Der Droide schoss einen weiteren Schockstrahl, diesmal etwas längere Zeit lang.

Jak versuchte sich zu konzentrieren. „Hey!“, schrie er, in der Hoffnung, dass der Besitzer des Droiden es hörte. „Ich bin nicht Ihr Feind, verdammt noch mal!“ Plötzlich überkam ihm die Angst sich doch in einer feindlichen Basis zu befinden. Dann folgte ein weiterer, schmerzhafterer Schockstrahl.

Der Pilot stieß den Droiden mit aller Kraft weg und versuchte aufzustehen.

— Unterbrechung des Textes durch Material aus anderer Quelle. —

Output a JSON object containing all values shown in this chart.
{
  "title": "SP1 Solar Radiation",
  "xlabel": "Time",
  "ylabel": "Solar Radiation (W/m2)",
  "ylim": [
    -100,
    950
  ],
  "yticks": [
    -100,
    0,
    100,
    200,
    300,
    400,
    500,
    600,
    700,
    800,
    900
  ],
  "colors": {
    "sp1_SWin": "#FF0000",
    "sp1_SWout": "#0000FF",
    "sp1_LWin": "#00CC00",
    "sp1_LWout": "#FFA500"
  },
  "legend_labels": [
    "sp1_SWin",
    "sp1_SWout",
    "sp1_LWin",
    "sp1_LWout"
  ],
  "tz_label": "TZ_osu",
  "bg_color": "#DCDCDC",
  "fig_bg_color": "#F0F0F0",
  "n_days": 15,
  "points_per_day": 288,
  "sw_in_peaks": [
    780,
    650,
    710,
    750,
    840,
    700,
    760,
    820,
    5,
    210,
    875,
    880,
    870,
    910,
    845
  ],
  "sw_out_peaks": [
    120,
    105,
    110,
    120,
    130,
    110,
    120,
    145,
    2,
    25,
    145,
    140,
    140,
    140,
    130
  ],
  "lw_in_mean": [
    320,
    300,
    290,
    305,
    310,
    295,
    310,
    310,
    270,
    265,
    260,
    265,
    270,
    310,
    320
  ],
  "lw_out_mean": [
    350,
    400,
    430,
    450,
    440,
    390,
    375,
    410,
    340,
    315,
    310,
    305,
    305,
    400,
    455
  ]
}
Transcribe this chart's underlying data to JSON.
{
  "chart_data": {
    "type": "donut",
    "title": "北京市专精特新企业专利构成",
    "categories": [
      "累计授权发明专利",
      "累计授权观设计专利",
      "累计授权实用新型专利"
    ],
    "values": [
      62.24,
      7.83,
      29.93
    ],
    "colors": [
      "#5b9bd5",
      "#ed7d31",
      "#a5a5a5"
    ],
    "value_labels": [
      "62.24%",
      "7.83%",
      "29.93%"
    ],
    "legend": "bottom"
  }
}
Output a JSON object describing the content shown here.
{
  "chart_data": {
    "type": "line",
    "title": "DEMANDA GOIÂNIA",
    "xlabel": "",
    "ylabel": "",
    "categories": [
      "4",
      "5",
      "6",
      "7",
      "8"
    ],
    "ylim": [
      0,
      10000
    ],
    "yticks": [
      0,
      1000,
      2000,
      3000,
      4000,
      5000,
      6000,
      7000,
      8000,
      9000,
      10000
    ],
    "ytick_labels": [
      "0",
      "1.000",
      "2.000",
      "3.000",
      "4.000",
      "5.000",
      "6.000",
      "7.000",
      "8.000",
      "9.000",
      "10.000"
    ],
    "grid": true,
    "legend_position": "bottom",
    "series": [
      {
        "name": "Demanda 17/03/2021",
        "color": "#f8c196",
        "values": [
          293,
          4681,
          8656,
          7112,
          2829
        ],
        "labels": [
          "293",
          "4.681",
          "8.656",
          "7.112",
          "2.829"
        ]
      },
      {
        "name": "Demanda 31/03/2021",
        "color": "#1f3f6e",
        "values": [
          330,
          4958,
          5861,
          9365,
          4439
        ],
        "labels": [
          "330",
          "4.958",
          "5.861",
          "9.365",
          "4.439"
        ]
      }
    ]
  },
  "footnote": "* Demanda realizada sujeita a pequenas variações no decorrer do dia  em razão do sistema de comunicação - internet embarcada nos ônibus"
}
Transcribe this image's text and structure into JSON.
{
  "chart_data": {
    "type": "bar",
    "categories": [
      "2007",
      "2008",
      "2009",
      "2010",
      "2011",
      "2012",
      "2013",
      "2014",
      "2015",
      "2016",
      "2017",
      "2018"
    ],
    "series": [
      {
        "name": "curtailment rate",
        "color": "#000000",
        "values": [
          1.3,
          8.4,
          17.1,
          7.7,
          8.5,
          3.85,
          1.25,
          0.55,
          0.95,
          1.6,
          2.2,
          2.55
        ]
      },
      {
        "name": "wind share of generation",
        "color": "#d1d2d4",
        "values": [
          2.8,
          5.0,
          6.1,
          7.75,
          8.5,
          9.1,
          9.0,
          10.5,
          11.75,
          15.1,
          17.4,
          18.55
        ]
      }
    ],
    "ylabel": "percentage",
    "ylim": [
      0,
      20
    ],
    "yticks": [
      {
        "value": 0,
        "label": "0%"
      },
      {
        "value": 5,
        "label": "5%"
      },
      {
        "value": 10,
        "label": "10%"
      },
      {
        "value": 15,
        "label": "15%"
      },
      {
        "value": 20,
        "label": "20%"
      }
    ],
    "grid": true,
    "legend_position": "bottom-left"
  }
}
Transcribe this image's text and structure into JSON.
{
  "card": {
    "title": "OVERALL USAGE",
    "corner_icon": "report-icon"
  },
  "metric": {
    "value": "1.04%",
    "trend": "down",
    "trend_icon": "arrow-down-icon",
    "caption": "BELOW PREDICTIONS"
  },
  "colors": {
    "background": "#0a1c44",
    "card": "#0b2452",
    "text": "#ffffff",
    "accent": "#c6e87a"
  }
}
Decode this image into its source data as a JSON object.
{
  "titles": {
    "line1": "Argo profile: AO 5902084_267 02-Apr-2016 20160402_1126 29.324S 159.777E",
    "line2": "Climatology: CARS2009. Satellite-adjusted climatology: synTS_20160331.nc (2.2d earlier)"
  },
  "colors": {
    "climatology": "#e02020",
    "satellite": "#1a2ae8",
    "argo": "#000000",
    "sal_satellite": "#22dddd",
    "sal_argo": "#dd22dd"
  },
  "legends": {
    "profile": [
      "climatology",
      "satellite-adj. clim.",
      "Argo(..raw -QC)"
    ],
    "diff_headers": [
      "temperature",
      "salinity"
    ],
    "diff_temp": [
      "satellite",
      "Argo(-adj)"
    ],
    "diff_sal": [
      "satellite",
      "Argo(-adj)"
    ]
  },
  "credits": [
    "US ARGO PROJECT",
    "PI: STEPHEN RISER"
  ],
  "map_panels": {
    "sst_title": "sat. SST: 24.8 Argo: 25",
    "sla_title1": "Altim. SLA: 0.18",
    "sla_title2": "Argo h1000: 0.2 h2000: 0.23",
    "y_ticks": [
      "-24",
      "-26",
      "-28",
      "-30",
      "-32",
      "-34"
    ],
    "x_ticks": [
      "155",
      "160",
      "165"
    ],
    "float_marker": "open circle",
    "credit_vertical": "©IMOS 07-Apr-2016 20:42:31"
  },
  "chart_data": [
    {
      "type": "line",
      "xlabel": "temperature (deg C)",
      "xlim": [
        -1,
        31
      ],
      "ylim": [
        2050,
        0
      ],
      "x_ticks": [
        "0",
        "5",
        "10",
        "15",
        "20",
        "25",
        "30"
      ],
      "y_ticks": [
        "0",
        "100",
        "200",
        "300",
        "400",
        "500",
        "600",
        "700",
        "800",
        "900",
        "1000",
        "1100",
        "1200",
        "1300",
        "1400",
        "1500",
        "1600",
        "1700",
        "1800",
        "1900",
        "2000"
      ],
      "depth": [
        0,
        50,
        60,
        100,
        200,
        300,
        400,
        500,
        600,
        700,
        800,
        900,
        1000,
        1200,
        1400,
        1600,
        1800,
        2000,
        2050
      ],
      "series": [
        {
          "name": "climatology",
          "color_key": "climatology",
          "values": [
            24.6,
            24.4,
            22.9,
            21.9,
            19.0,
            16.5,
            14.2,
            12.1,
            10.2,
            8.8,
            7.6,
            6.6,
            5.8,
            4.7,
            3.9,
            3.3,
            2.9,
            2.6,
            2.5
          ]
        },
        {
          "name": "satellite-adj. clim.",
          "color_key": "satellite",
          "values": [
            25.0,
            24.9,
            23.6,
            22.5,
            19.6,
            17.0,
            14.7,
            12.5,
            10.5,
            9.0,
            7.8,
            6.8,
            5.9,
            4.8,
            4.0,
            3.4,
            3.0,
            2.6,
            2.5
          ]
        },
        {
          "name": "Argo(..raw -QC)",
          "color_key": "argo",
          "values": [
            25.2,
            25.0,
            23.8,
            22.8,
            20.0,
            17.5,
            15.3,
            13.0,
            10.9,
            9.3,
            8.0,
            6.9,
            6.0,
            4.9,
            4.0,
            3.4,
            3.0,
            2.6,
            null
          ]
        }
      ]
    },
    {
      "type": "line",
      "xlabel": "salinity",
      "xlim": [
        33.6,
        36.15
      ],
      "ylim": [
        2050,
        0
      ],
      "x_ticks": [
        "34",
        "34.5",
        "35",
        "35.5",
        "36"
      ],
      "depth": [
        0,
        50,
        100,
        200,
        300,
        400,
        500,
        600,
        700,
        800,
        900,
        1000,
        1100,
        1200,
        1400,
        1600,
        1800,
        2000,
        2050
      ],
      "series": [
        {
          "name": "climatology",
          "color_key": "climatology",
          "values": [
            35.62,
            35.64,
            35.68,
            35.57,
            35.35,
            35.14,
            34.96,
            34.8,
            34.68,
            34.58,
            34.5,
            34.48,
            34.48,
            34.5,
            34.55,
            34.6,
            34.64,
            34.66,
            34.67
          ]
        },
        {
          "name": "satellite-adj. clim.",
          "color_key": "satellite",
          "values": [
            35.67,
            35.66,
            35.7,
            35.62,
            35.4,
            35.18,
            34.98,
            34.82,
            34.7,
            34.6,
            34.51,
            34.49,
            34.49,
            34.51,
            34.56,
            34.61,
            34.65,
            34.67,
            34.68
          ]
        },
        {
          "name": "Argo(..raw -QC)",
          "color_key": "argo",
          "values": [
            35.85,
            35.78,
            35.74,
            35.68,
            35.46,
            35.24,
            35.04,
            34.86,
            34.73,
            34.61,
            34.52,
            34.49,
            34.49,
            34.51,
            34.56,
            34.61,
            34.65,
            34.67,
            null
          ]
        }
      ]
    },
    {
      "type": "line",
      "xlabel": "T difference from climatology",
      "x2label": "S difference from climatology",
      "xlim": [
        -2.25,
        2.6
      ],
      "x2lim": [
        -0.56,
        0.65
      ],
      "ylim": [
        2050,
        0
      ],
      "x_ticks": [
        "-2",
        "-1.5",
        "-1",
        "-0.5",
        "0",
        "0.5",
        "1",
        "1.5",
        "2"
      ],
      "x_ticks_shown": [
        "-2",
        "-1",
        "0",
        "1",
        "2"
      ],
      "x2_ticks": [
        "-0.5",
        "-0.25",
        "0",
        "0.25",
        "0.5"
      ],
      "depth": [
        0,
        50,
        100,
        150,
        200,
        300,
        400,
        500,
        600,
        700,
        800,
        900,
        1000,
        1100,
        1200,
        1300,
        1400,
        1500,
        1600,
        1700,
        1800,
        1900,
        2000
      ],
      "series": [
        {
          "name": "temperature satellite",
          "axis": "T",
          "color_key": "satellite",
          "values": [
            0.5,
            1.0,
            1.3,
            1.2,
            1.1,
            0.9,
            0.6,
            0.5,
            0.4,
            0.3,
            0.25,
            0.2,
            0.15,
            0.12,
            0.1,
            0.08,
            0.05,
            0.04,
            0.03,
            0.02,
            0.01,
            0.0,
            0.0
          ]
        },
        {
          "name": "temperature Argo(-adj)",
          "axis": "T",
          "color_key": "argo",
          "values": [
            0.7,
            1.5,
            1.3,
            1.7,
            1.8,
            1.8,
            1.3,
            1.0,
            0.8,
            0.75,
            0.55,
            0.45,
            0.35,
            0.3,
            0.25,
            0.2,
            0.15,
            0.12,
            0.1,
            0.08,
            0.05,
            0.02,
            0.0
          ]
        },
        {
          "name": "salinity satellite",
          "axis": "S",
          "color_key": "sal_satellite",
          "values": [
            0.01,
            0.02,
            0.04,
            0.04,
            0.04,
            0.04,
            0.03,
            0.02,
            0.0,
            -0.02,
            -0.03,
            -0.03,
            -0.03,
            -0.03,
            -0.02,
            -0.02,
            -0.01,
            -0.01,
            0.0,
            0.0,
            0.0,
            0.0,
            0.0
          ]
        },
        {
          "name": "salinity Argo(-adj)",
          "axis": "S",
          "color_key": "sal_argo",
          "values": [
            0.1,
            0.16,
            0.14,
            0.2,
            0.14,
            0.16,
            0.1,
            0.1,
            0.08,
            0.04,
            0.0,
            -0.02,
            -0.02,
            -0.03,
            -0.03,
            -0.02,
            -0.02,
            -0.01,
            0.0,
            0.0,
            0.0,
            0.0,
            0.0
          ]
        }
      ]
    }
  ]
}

Doch der Droide war zu schnell wieder bei ihm und setzte den Angriff immer härter fort.

„Oh!“, sagte auf einmal eine Stimme, die fürchterlich verzerrt klang. „Ich... Halten Sie durch!“

Jak konnte vor Schmerz nicht nachdenken, alles was ihm in den Sinn kam war, dass Darth Vader wohl doch ein gutes Herz hatte.

Wieder ein Schockstrahl. Und noch einer. Dann hörten die Strahlen auf. Jak sah auf den Droiden, der etwas zurückgewichen war und sich – obwohl zweifellos noch aktiviert – nicht mehr bewegte.

Wieder erklang die verzerrte Stimme. „Es tut mir Leid. Das hätte nicht... Eine Fehlfunktion...“

Jak sah hoch und bemerkte, dass eine Gestalt hinter dem Kraftfeld stand. Daneben tauchte jetzt eine weitere auf. Dann wurde das Kraftfeld deaktiviert.

Eine Person, war die Frau, die mit dem Blaster auf ihn gezielt hatte. Nummer zwei war ein hager aussehender Mann mittleren Alters und mit einem ängstlichem Gesicht.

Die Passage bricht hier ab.